There is a potential threat facing Ireland with the exit of Britain from the European Union that will mean their cricketers become less accessible to English counties.
That presents a problem on two fronts – the lack of exposure for the players to quality cricket to help with their development and the potential that some may choose ‘club over country’ if that option is open to them through lineage.
Deutrom believes the solution lies in strengthening Ireland’s domestic competitions and that is something that has been under way for a few years now.
“We have been thinking about this as far back as 2012,” he reveals. “The more we were taking players out of county cricket, it became a tug-of-love for the players between their bread and butter and developing the national team.

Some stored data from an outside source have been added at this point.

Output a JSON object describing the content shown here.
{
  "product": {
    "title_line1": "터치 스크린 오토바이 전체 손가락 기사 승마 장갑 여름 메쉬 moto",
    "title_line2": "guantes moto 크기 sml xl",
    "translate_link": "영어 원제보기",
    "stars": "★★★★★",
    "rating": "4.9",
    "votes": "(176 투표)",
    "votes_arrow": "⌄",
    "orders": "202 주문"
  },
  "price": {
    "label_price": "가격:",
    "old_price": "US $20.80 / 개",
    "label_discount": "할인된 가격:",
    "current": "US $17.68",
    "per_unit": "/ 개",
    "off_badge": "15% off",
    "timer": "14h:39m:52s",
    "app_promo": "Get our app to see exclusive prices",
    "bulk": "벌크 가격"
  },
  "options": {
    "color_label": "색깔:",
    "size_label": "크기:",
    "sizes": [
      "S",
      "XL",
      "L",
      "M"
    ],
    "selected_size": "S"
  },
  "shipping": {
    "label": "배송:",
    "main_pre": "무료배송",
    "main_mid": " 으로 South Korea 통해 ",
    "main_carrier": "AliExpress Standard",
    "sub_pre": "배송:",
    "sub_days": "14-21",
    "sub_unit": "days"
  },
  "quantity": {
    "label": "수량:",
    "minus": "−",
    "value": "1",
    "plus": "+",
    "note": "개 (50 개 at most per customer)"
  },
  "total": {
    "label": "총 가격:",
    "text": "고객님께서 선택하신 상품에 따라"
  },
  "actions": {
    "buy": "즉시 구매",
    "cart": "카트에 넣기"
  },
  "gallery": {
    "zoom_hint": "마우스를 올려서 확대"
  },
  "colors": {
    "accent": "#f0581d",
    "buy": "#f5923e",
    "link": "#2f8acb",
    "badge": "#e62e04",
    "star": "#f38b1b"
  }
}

“So we put our inter-provincial structure in place in 2013, which was actually the revival of an old structure between our three primary provinces. We added Munster to that in the Twenty20 format to give us four teams.
“So we had a greater quantity of cricket being played in Ireland, the next step is to improve the quality and with players less likely to feature for English county sides after 2019, that should improve as well.”